Emissions trading and Insurance

The instrument of emissions trading stipulated in the Kyoto Protocol was introduced for the first time on a broad scale when the EU's trading system was launched at the beginning of 2005. Munich Re has developed a concept to cover risk aligned with the generation of emission certificates.

Past experience with this tool suggests that the cost of avoiding emissions can be reduced with support of market economy mechanisms. Allowances that become available for particularly energy-efficient and environmentally sound performance can be bought by companies whose costs for necessary reductions (per ton of CO2 or other greenhouse gases) are above the market price for the respective emissions allowance. The transfer of emission allowances envisaged means that reductions can be made where the costs for these reductions are lowest.

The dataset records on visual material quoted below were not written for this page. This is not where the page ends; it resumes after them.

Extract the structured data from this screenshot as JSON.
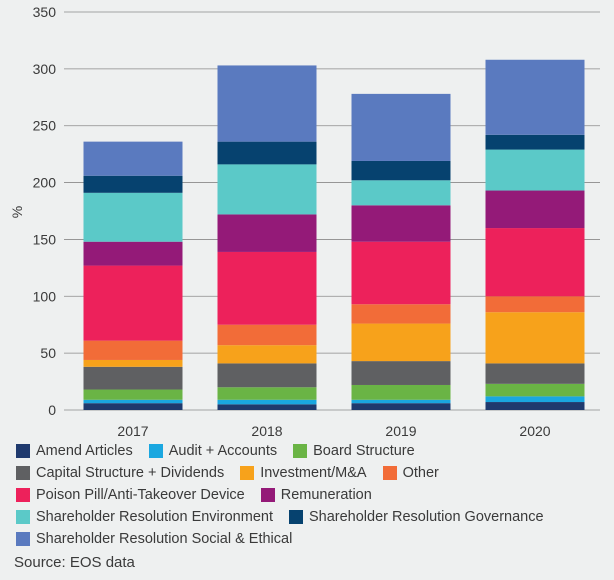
{
  "chart_data": {
    "type": "bar",
    "stacked": true,
    "categories": [
      "2017",
      "2018",
      "2019",
      "2020"
    ],
    "ylabel": "%",
    "ylim": [
      0,
      350
    ],
    "yticks": [
      0,
      50,
      100,
      150,
      200,
      250,
      300,
      350
    ],
    "grid": true,
    "legend_position": "bottom",
    "series": [
      {
        "name": "Amend Articles",
        "color": "#1f3a6e",
        "values": [
          6,
          5,
          6,
          7
        ]
      },
      {
        "name": "Audit + Accounts",
        "color": "#1aa7e0",
        "values": [
          3,
          4,
          3,
          5
        ]
      },
      {
        "name": "Board Structure",
        "color": "#6ab445",
        "values": [
          9,
          11,
          13,
          11
        ]
      },
      {
        "name": "Capital Structure + Dividends",
        "color": "#5f6062",
        "values": [
          20,
          21,
          21,
          18
        ]
      },
      {
        "name": "Investment/M&A",
        "color": "#f7a21b",
        "values": [
          6,
          16,
          33,
          45
        ]
      },
      {
        "name": "Other",
        "color": "#f26c38",
        "values": [
          17,
          18,
          17,
          14
        ]
      },
      {
        "name": "Poison Pill/Anti-Takeover Device",
        "color": "#ed215b",
        "values": [
          66,
          64,
          55,
          60
        ]
      },
      {
        "name": "Remuneration",
        "color": "#941a78",
        "values": [
          21,
          33,
          32,
          33
        ]
      },
      {
        "name": "Shareholder Resolution Environment",
        "color": "#5bc9c8",
        "values": [
          43,
          44,
          22,
          36
        ]
      },
      {
        "name": "Shareholder Resolution Governance",
        "color": "#06426f",
        "values": [
          15,
          20,
          17,
          13
        ]
      },
      {
        "name": "Shareholder Resolution Social & Ethical",
        "color": "#5a7abf",
        "values": [
          30,
          67,
          59,
          66
        ]
      }
    ]
  },
  "source": "Source: EOS data"
}
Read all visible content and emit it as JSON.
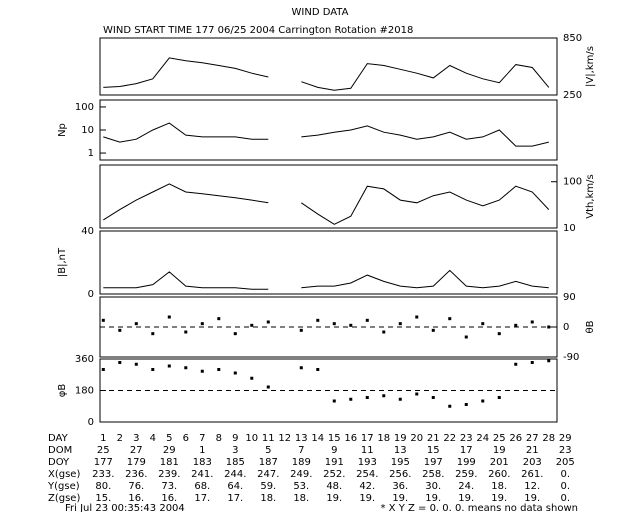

The flexibility mechanisms of Joint Implementation (JI) and Clean Development Mechanism (CDM) are designed to promote reductions in emissions outside the EU too, in countries with reduction targets within the framework of the Kyoto Protocol (JI — from the beginning of 2008) or in countries with no reduction targets (CDM — from the beginning of 2005). These emission reductions can also be transferred and sold after an independent certification.

Munich Re keeps a close eye on the development of European emissions trading and emissions-reduction projects (CDM and JI) and on the associated demand for cover of risks. We expect demand to grow in the long term in the area of renewable energies in particular.

Based on our findings, we have developed a concept which will address institutions engaged in generating carbon credits, such as banks, funds, project sponsors and aggregators as well as compliance investors. Its objective is to compensate for the loss such an investor faces if carbon credits are not delivered according to plan and if at the same time the investor is obliged to deliver to a buyer in the secondary market or has to comply with reduction requirements himself. In contrast to what is commonly available in the market, the Munich Re Group strives to combine traditionally separated lines (e.g. physical damage, counterparty risk or country risk) by adopting a holistic approach. This "Kyoto Multi Risk Cover" will bridge gaps and provide a scope of cover unequalled in today's insurance industry. Each account is underwritten on its own merits and based on characteristics of the project portfolio, and coverage elements can be combined according to individual clients' needs.

Dr. Thomas Blunck, member of Munich Re's Board of Management, says: "Our approach will not only represent an enhancement for investors in carbon markets, but will also contribute to acceptance and feasibility of the Kyoto mechanisms and thereby underline the sustainability commitment of Munich Re."

The concept is flexible and will also be applicable to JI projects as well as extra-European abatement schemes to come.